Richard Clarke feels passionately that it is right for him to go on holding onto his faith in God. He has admired the great courage of a range of people to whom he has ministered, who through very difficult times in their lives have managed to cling onto their faith in God. He knows he belongs to a church of unlike-minded people, for some of whom the nature of believing is perceived differently from his perception of it. Not for him a religion of easy certitudes and absolutes, a religion of comfort with little need to question or search.

The main substance of his book "And is it true?" is concerned with the conditions, as he envisions them, under which a believer or an enquirer may search for truth and faith. He compares these conditions with the space between the opposing trenches of World War 1's "no-man's land", which he describes as a place of vulnerability and insecurity. Truth, he argues, is not found in entrenched positions.

While he accepts that people's negative attitudes towards the church as an institution may well put some off Christianity, his hope is that others will look beyond the corruption, abuses and absorption with power of the churches and genuinely find it worthwhile to search for the truth and the God proclaimed by Christianity. Indeed part of the cost of his own Christian living is to remain within the church, such as it is today. In part he loves it, in part he hates it.

He engages with scientific determinism and post-modernist ethics, philosophy and theology as he looks for reasons for believing in God, a basis for morality, and a way of thinking about judgement and an after-life. He explains how he understands the Bible and doctrines such as the Incarnation in which no-man's land has its place.

He is deeply concerned that the church should not become overly anxious about its own internal problems, at the cost of its critical engagement with the world at large. He acknowledges a serious tension between the claims of justice within Christianity and the comfortable Western European life-style he leads.

By his drawing on a range of poets, novelists and other writers including Owen, Weil, Arnold, Camus and Unamuno; we are reminded that the diagnosis of the ills of our contemporary culture and civilization, and the description of its neuroses and symptoms, often are performed better and written about more clearly by such people, rather than by many theologians and church leaders. As R.S.Thomas, the Welsh poet, wrote of the place in which he lived in retirement: "Llyn is not an escape, but a peninsula where I can be inward with all the tensions of our age." Autobiographies, p.151.

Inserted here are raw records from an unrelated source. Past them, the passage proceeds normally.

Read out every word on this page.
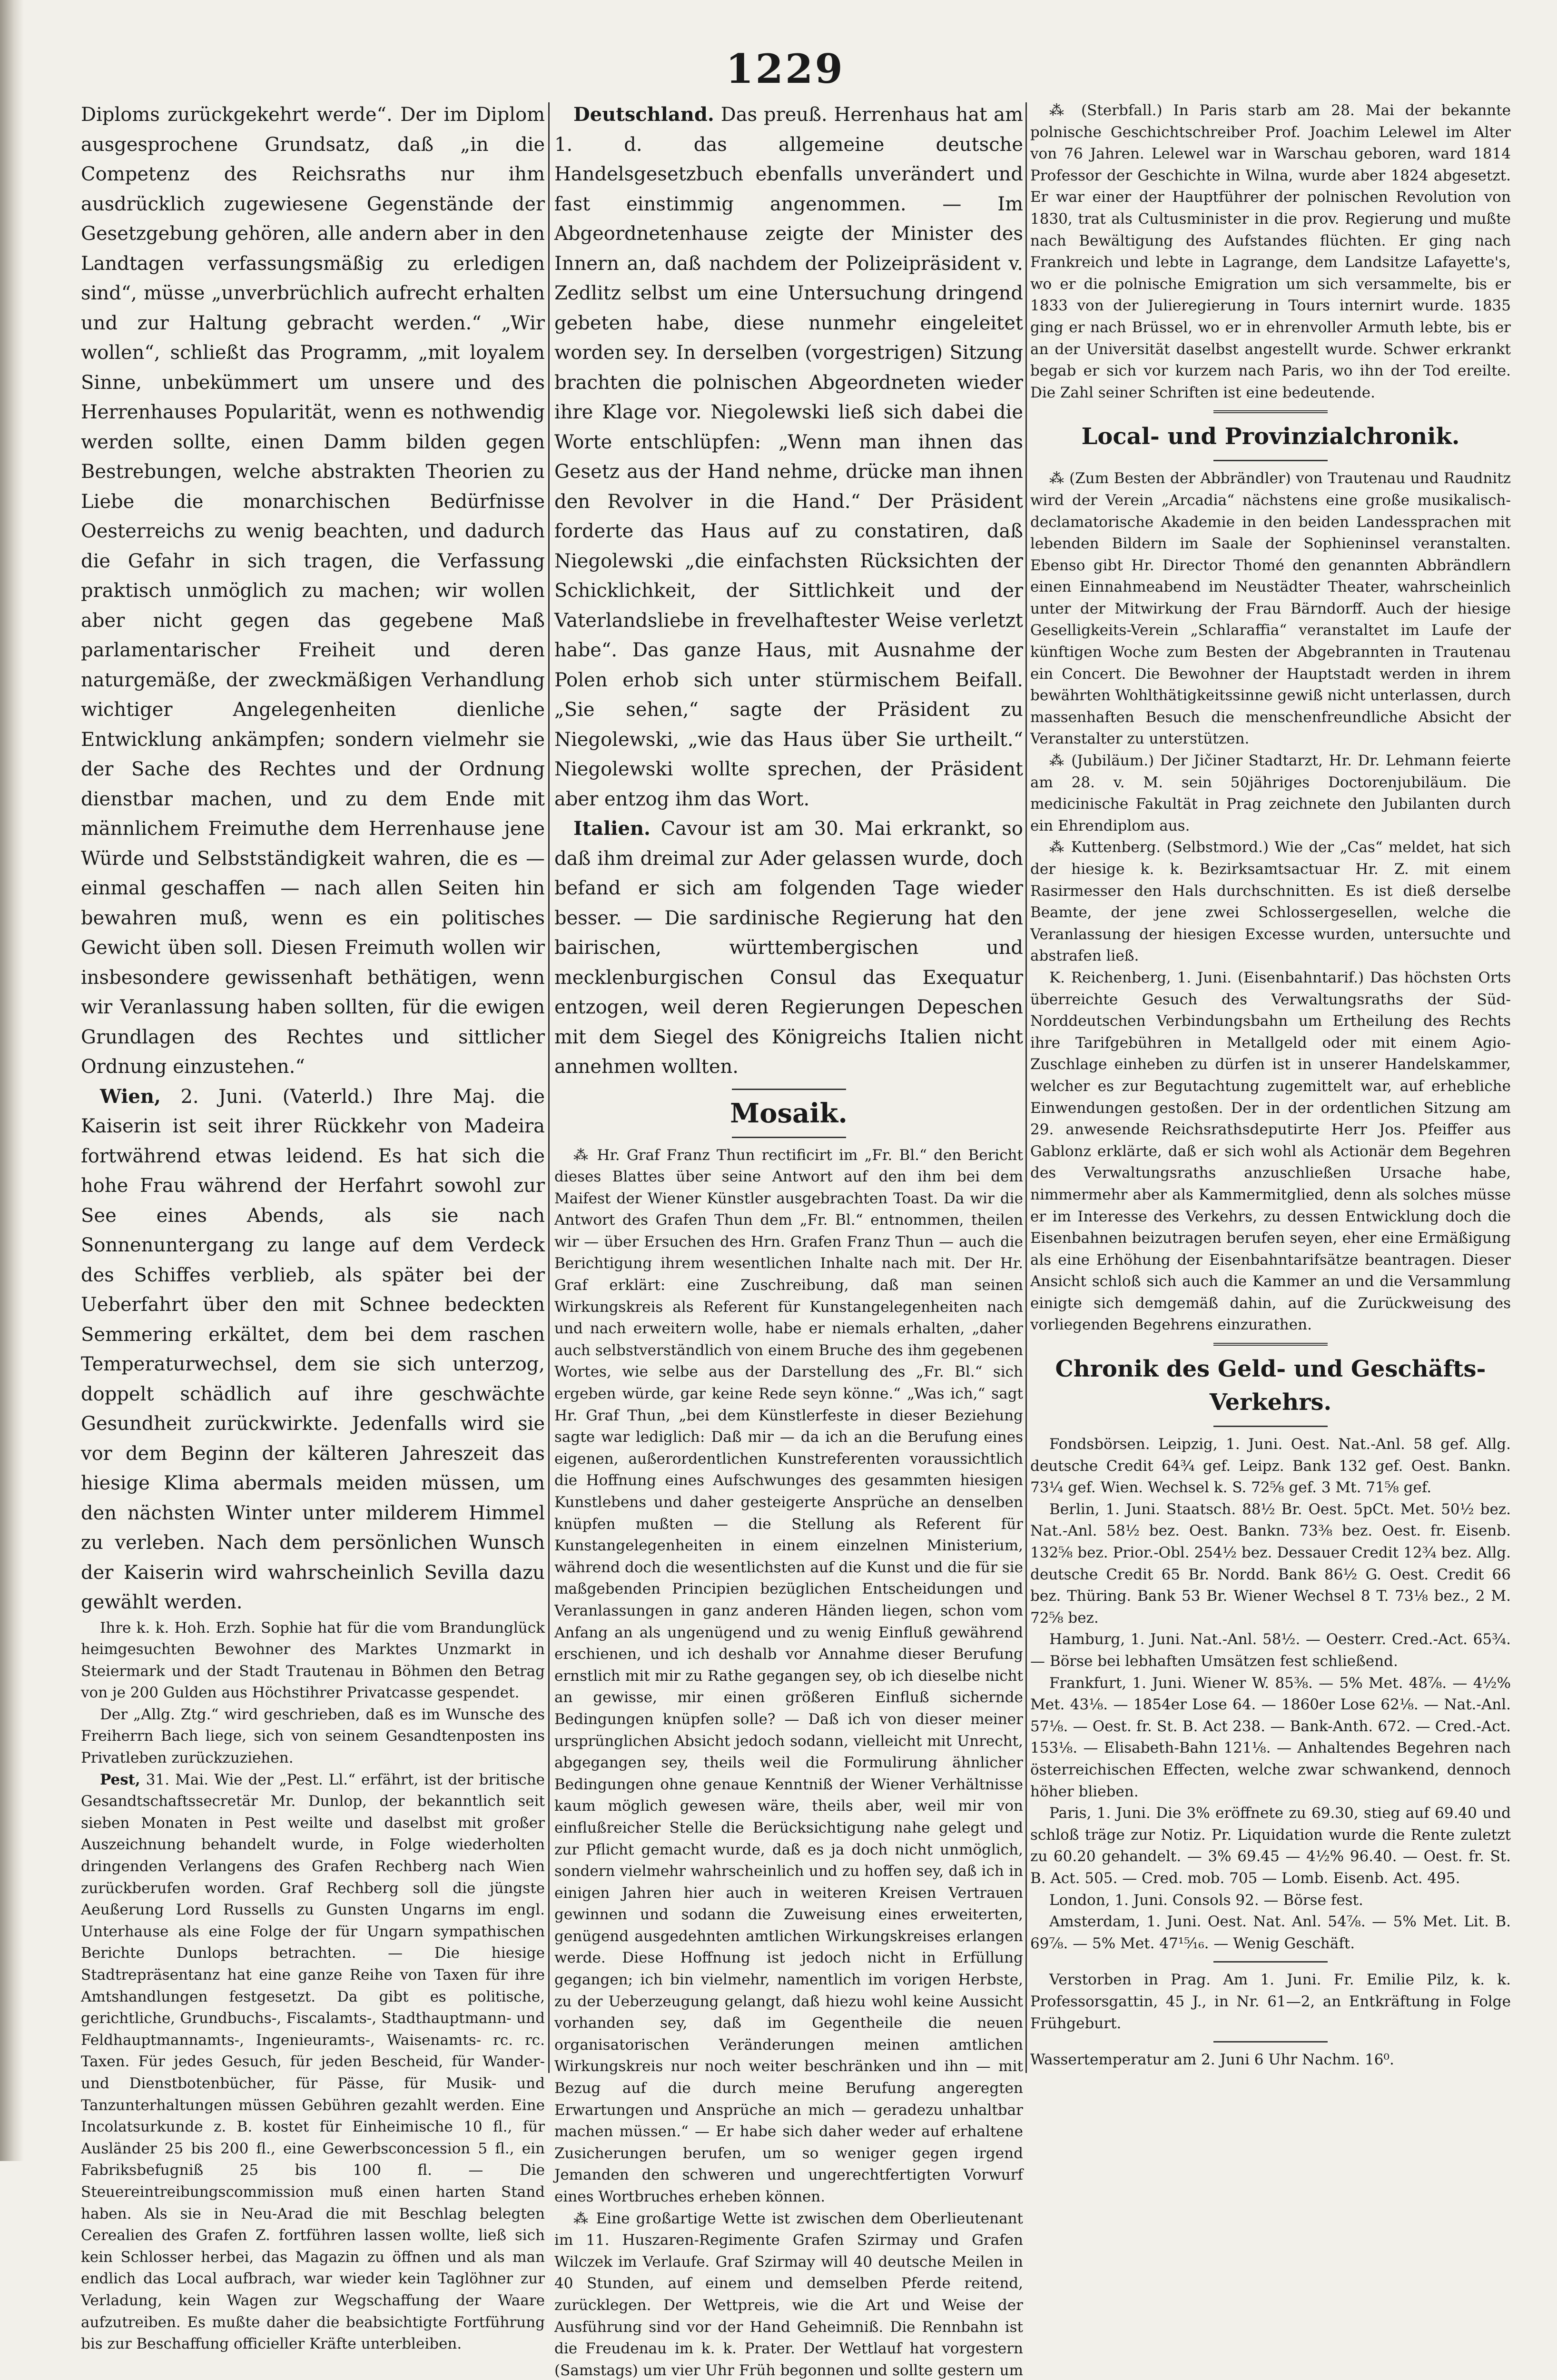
1229

Diploms zurückgekehrt werde“. Der im Diplom ausgesprochene Grundsatz, daß „in die Competenz des Reichsraths nur ihm ausdrücklich zugewiesene Gegenstände der Gesetzgebung gehören, alle andern aber in den Landtagen verfassungsmäßig zu erledigen sind“, müsse „unverbrüchlich aufrecht erhalten und zur Haltung gebracht werden.“ „Wir wollen“, schließt das Programm, „mit loyalem Sinne, unbekümmert um unsere und des Herrenhauses Popularität, wenn es nothwendig werden sollte, einen Damm bilden gegen Bestrebungen, welche abstrakten Theorien zu Liebe die monarchischen Bedürfnisse Oesterreichs zu wenig beachten, und dadurch die Gefahr in sich tragen, die Verfassung praktisch unmöglich zu machen; wir wollen aber nicht gegen das gegebene Maß parlamentarischer Freiheit und deren naturgemäße, der zweckmäßigen Verhandlung wichtiger Angelegenheiten dienliche Entwicklung ankämpfen; sondern vielmehr sie der Sache des Rechtes und der Ordnung dienstbar machen, und zu dem Ende mit männlichem Freimuthe dem Herrenhause jene Würde und Selbstständigkeit wahren, die es — einmal geschaffen — nach allen Seiten hin bewahren muß, wenn es ein politisches Gewicht üben soll. Diesen Freimuth wollen wir insbesondere gewissenhaft bethätigen, wenn wir Veranlassung haben sollten, für die ewigen Grundlagen des Rechtes und sittlicher Ordnung einzustehen.“

Wien, 2. Juni. (Vaterld.) Ihre Maj. die Kaiserin ist seit ihrer Rückkehr von Madeira fortwährend etwas leidend. Es hat sich die hohe Frau während der Herfahrt sowohl zur See eines Abends, als sie nach Sonnenuntergang zu lange auf dem Verdeck des Schiffes verblieb, als später bei der Ueberfahrt über den mit Schnee bedeckten Semmering erkältet, dem bei dem raschen Temperaturwechsel, dem sie sich unterzog, doppelt schädlich auf ihre geschwächte Gesundheit zurückwirkte. Jedenfalls wird sie vor dem Beginn der kälteren Jahreszeit das hiesige Klima abermals meiden müssen, um den nächsten Winter unter milderem Himmel zu verleben. Nach dem persönlichen Wunsch der Kaiserin wird wahrscheinlich Sevilla dazu gewählt werden.

Ihre k. k. Hoh. Erzh. Sophie hat für die vom Brandunglück heimgesuchten Bewohner des Marktes Unzmarkt in Steiermark und der Stadt Trautenau in Böhmen den Betrag von je 200 Gulden aus Höchstihrer Privatcasse gespendet.

Der „Allg. Ztg.“ wird geschrieben, daß es im Wunsche des Freiherrn Bach liege, sich von seinem Gesandtenposten ins Privatleben zurückzuziehen.

Pest, 31. Mai. Wie der „Pest. Ll.“ erfährt, ist der britische Gesandtschaftssecretär Mr. Dunlop, der bekanntlich seit sieben Monaten in Pest weilte und daselbst mit großer Auszeichnung behandelt wurde, in Folge wiederholten dringenden Verlangens des Grafen Rechberg nach Wien zurückberufen worden. Graf Rechberg soll die jüngste Aeußerung Lord Russells zu Gunsten Ungarns im engl. Unterhause als eine Folge der für Ungarn sympathischen Berichte Dunlops betrachten. — Die hiesige Stadtrepräsentanz hat eine ganze Reihe von Taxen für ihre Amtshandlungen festgesetzt. Da gibt es politische, gerichtliche, Grundbuchs-, Fiscalamts-, Stadthauptmann- und Feldhauptmannamts-, Ingenieuramts-, Waisenamts- rc. rc. Taxen. Für jedes Gesuch, für jeden Bescheid, für Wander- und Dienstbotenbücher, für Pässe, für Musik- und Tanzunterhaltungen müssen Gebühren gezahlt werden. Eine Incolatsurkunde z. B. kostet für Einheimische 10 fl., für Ausländer 25 bis 200 fl., eine Gewerbsconcession 5 fl., ein Fabriksbefugniß 25 bis 100 fl. — Die Steuereintreibungscommission muß einen harten Stand haben. Als sie in Neu-Arad die mit Beschlag belegten Cerealien des Grafen Z. fortführen lassen wollte, ließ sich kein Schlosser herbei, das Magazin zu öffnen und als man endlich das Local aufbrach, war wieder kein Taglöhner zur Verladung, kein Wagen zur Wegschaffung der Waare aufzutreiben. Es mußte daher die beabsichtigte Fortführung bis zur Beschaffung officieller Kräfte unterbleiben.

Deutschland. Das preuß. Herrenhaus hat am 1. d. das allgemeine deutsche Handelsgesetzbuch ebenfalls unverändert und fast einstimmig angenommen. — Im Abgeordnetenhause zeigte der Minister des Innern an, daß nachdem der Polizeipräsident v. Zedlitz selbst um eine Untersuchung dringend gebeten habe, diese nunmehr eingeleitet worden sey. In derselben (vorgestrigen) Sitzung brachten die polnischen Abgeordneten wieder ihre Klage vor. Niegolewski ließ sich dabei die Worte entschlüpfen: „Wenn man ihnen das Gesetz aus der Hand nehme, drücke man ihnen den Revolver in die Hand.“ Der Präsident forderte das Haus auf zu constatiren, daß Niegolewski „die einfachsten Rücksichten der Schicklichkeit, der Sittlichkeit und der Vaterlandsliebe in frevelhaftester Weise verletzt habe“. Das ganze Haus, mit Ausnahme der Polen erhob sich unter stürmischem Beifall. „Sie sehen,“ sagte der Präsident zu Niegolewski, „wie das Haus über Sie urtheilt.“ Niegolewski wollte sprechen, der Präsident aber entzog ihm das Wort.

Italien. Cavour ist am 30. Mai erkrankt, so daß ihm dreimal zur Ader gelassen wurde, doch befand er sich am folgenden Tage wieder besser. — Die sardinische Regierung hat den bairischen, württembergischen und mecklenburgischen Consul das Exequatur entzogen, weil deren Regierungen Depeschen mit dem Siegel des Königreichs Italien nicht annehmen wollten.

Mosaik.

⁂ Hr. Graf Franz Thun rectificirt im „Fr. Bl.“ den Bericht dieses Blattes über seine Antwort auf den ihm bei dem Maifest der Wiener Künstler ausgebrachten Toast. Da wir die Antwort des Grafen Thun dem „Fr. Bl.“ entnommen, theilen wir — über Ersuchen des Hrn. Grafen Franz Thun — auch die Berichtigung ihrem wesentlichen Inhalte nach mit. Der Hr. Graf erklärt: eine Zuschreibung, daß man seinen Wirkungskreis als Referent für Kunstangelegenheiten nach und nach erweitern wolle, habe er niemals erhalten, „daher auch selbstverständlich von einem Bruche des ihm gegebenen Wortes, wie selbe aus der Darstellung des „Fr. Bl.“ sich ergeben würde, gar keine Rede seyn könne.“ „Was ich,“ sagt Hr. Graf Thun, „bei dem Künstlerfeste in dieser Beziehung sagte war lediglich: Daß mir — da ich an die Berufung eines eigenen, außerordentlichen Kunstreferenten voraussichtlich die Hoffnung eines Aufschwunges des gesammten hiesigen Kunstlebens und daher gesteigerte Ansprüche an denselben knüpfen mußten — die Stellung als Referent für Kunstangelegenheiten in einem einzelnen Ministerium, während doch die wesentlichsten auf die Kunst und die für sie maßgebenden Principien bezüglichen Entscheidungen und Veranlassungen in ganz anderen Händen liegen, schon vom Anfang an als ungenügend und zu wenig Einfluß gewährend erschienen, und ich deshalb vor Annahme dieser Berufung ernstlich mit mir zu Rathe gegangen sey, ob ich dieselbe nicht an gewisse, mir einen größeren Einfluß sichernde Bedingungen knüpfen solle? — Daß ich von dieser meiner ursprünglichen Absicht jedoch sodann, vielleicht mit Unrecht, abgegangen sey, theils weil die Formulirung ähnlicher Bedingungen ohne genaue Kenntniß der Wiener Verhältnisse kaum möglich gewesen wäre, theils aber, weil mir von einflußreicher Stelle die Berücksichtigung nahe gelegt und zur Pflicht gemacht wurde, daß es ja doch nicht unmöglich, sondern vielmehr wahrscheinlich und zu hoffen sey, daß ich in einigen Jahren hier auch in weiteren Kreisen Vertrauen gewinnen und sodann die Zuweisung eines erweiterten, genügend ausgedehnten amtlichen Wirkungskreises erlangen werde. Diese Hoffnung ist jedoch nicht in Erfüllung gegangen; ich bin vielmehr, namentlich im vorigen Herbste, zu der Ueberzeugung gelangt, daß hiezu wohl keine Aussicht vorhanden sey, daß im Gegentheile die neuen organisatorischen Veränderungen meinen amtlichen Wirkungskreis nur noch weiter beschränken und ihn — mit Bezug auf die durch meine Berufung angeregten Erwartungen und Ansprüche an mich — geradezu unhaltbar machen müssen.“ — Er habe sich daher weder auf erhaltene Zusicherungen berufen, um so weniger gegen irgend Jemanden den schweren und ungerechtfertigten Vorwurf eines Wortbruches erheben können.

⁂ Eine großartige Wette ist zwischen dem Oberlieutenant im 11. Huszaren-Regimente Grafen Szirmay und Grafen Wilczek im Verlaufe. Graf Szirmay will 40 deutsche Meilen in 40 Stunden, auf einem und demselben Pferde reitend, zurücklegen. Der Wettpreis, wie die Art und Weise der Ausführung sind vor der Hand Geheimniß. Die Rennbahn ist die Freudenau im k. k. Prater. Der Wettlauf hat vorgestern (Samstags) um vier Uhr Früh begonnen und sollte gestern um

⁂ (Sterbfall.) In Paris starb am 28. Mai der bekannte polnische Geschichtschreiber Prof. Joachim Lelewel im Alter von 76 Jahren. Lelewel war in Warschau geboren, ward 1814 Professor der Geschichte in Wilna, wurde aber 1824 abgesetzt. Er war einer der Hauptführer der polnischen Revolution von 1830, trat als Cultusminister in die prov. Regierung und mußte nach Bewältigung des Aufstandes flüchten. Er ging nach Frankreich und lebte in Lagrange, dem Landsitze Lafayette's, wo er die polnische Emigration um sich versammelte, bis er 1833 von der Julieregierung in Tours internirt wurde. 1835 ging er nach Brüssel, wo er in ehrenvoller Armuth lebte, bis er an der Universität daselbst angestellt wurde. Schwer erkrankt begab er sich vor kurzem nach Paris, wo ihn der Tod ereilte. Die Zahl seiner Schriften ist eine bedeutende.

Local- und Provinzialchronik.

⁂ (Zum Besten der Abbrändler) von Trautenau und Raudnitz wird der Verein „Arcadia“ nächstens eine große musikalisch-declamatorische Akademie in den beiden Landessprachen mit lebenden Bildern im Saale der Sophieninsel veranstalten. Ebenso gibt Hr. Director Thomé den genannten Abbrändlern einen Einnahmeabend im Neustädter Theater, wahrscheinlich unter der Mitwirkung der Frau Bärndorff. Auch der hiesige Geselligkeits-Verein „Schlaraffia“ veranstaltet im Laufe der künftigen Woche zum Besten der Abgebrannten in Trautenau ein Concert. Die Bewohner der Hauptstadt werden in ihrem bewährten Wohlthätigkeitssinne gewiß nicht unterlassen, durch massenhaften Besuch die menschenfreundliche Absicht der Veranstalter zu unterstützen.

⁂ (Jubiläum.) Der Jičiner Stadtarzt, Hr. Dr. Lehmann feierte am 28. v. M. sein 50jähriges Doctorenjubiläum. Die medicinische Fakultät in Prag zeichnete den Jubilanten durch ein Ehrendiplom aus.

⁂ Kuttenberg. (Selbstmord.) Wie der „Cas“ meldet, hat sich der hiesige k. k. Bezirksamtsactuar Hr. Z. mit einem Rasirmesser den Hals durchschnitten. Es ist dieß derselbe Beamte, der jene zwei Schlossergesellen, welche die Veranlassung der hiesigen Excesse wurden, untersuchte und abstrafen ließ.

K. Reichenberg, 1. Juni. (Eisenbahntarif.) Das höchsten Orts überreichte Gesuch des Verwaltungsraths der Süd-Norddeutschen Verbindungsbahn um Ertheilung des Rechts ihre Tarifgebühren in Metallgeld oder mit einem Agio-Zuschlage einheben zu dürfen ist in unserer Handelskammer, welcher es zur Begutachtung zugemittelt war, auf erhebliche Einwendungen gestoßen. Der in der ordentlichen Sitzung am 29. anwesende Reichsrathsdeputirte Herr Jos. Pfeiffer aus Gablonz erklärte, daß er sich wohl als Actionär dem Begehren des Verwaltungsraths anzuschließen Ursache habe, nimmermehr aber als Kammermitglied, denn als solches müsse er im Interesse des Verkehrs, zu dessen Entwicklung doch die Eisenbahnen beizutragen berufen seyen, eher eine Ermäßigung als eine Erhöhung der Eisenbahntarifsätze beantragen. Dieser Ansicht schloß sich auch die Kammer an und die Versammlung einigte sich demgemäß dahin, auf die Zurückweisung des vorliegenden Begehrens einzurathen.

Chronik des Geld- und Geschäfts-Verkehrs.

Fondsbörsen. Leipzig, 1. Juni. Oest. Nat.-Anl. 58 gef. Allg. deutsche Credit 64¾ gef. Leipz. Bank 132 gef. Oest. Bankn. 73¼ gef. Wien. Wechsel k. S. 72⅝ gef. 3 Mt. 71⅝ gef.

Berlin, 1. Juni. Staatsch. 88½ Br. Oest. 5pCt. Met. 50½ bez. Nat.-Anl. 58½ bez. Oest. Bankn. 73⅜ bez. Oest. fr. Eisenb. 132⅝ bez. Prior.-Obl. 254½ bez. Dessauer Credit 12¾ bez. Allg. deutsche Credit 65 Br. Nordd. Bank 86½ G. Oest. Credit 66 bez. Thüring. Bank 53 Br. Wiener Wechsel 8 T. 73⅛ bez., 2 M. 72⅝ bez.

Hamburg, 1. Juni. Nat.-Anl. 58½. — Oesterr. Cred.-Act. 65¾. — Börse bei lebhaften Umsätzen fest schließend.

Frankfurt, 1. Juni. Wiener W. 85⅜. — 5% Met. 48⅞. — 4½% Met. 43⅛. — 1854er Lose 64. — 1860er Lose 62⅛. — Nat.-Anl. 57⅛. — Oest. fr. St. B. Act 238. — Bank-Anth. 672. — Cred.-Act. 153⅛. — Elisabeth-Bahn 121⅛. — Anhaltendes Begehren nach österreichischen Effecten, welche zwar schwankend, dennoch höher blieben.

Paris, 1. Juni. Die 3% eröffnete zu 69.30, stieg auf 69.40 und schloß träge zur Notiz. Pr. Liquidation wurde die Rente zuletzt zu 60.20 gehandelt. — 3% 69.45 — 4½% 96.40. — Oest. fr. St. B. Act. 505. — Cred. mob. 705 — Lomb. Eisenb. Act. 495.

London, 1. Juni. Consols 92. — Börse fest.

Amsterdam, 1. Juni. Oest. Nat. Anl. 54⅞. — 5% Met. Lit. B. 69⅞. — 5% Met. 47¹⁵⁄₁₆. — Wenig Geschäft.

Verstorben in Prag. Am 1. Juni. Fr. Emilie Pilz, k. k. Professorsgattin, 45 J., in Nr. 61—2, an Entkräftung in Folge Frühgeburt.

Wassertemperatur am 2. Juni 6 Uhr Nachm. 16⁰.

Some who read and reflect on "And is it true?" will find it a liberating experience, most will find it a challenging one. I am not convinced that the metaphorical use of "no-man's land" is applicable for searches for every sort of truth. I am not clear that Richard Clarke sees that logically a commitment to believing in the rightness of truth, goodness and other moral values is prior to belief in God as good and true; in other words, first, one must have made up one's mind that one values goodness and truth and be committed to them, before one will value a God who is believed to exemplify goodness and truth; but maybe he does.

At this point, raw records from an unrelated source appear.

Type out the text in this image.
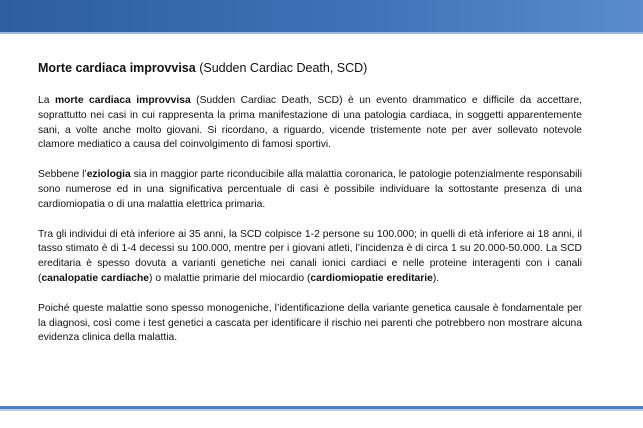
Morte cardiaca improvvisa (Sudden Cardiac Death, SCD)

La morte cardiaca improvvisa (Sudden Cardiac Death, SCD) è un evento drammatico e difficile da accettare, soprattutto nei casi in cui rappresenta la prima manifestazione di una patologia cardiaca, in soggetti apparentemente sani, a volte anche molto giovani. Si ricordano, a riguardo, vicende tristemente note per aver sollevato notevole clamore mediatico a causa del coinvolgimento di famosi sportivi.

Sebbene l’eziologia sia in maggior parte riconducibile alla malattia coronarica, le patologie potenzialmente responsabili sono numerose ed in una significativa percentuale di casi è possibile individuare la sottostante presenza di una cardiomiopatia o di una malattia elettrica primaria.

Tra gli individui di età inferiore ai 35 anni, la SCD colpisce 1-2 persone su 100.000; in quelli di età inferiore ai 18 anni, il tasso stimato è di 1-4 decessi su 100.000, mentre per i giovani atleti, l’incidenza è di circa 1 su 20.000-50.000. La SCD ereditaria è spesso dovuta a varianti genetiche nei canali ionici cardiaci e nelle proteine interagenti con i canali (canalopatie cardiache) o malattie primarie del miocardio (cardiomiopatie ereditarie).

Poiché queste malattie sono spesso monogeniche, l’identificazione della variante genetica causale è fondamentale per la diagnosi, così come i test genetici a cascata per identificare il rischio nei parenti che potrebbero non mostrare alcuna evidenza clinica della malattia.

There is a future for the church that Richard Clarke envisages and values; but it will need to fight hard to hold its place in the new Information Age; that is, if Francis Fukuyama in his book "The Great Disruption" is correct in contending that we will see a decline in "centralised religious orthodoxies". Let the author of "And is it true?" have the last word: "The Christian community is at its most effective when it is not feverishly plotting its own survival, but is functioning unselfconsciously for an end beyond itself and its survival. That is, by any calculation, what the over-used word mission actually means." (page 93).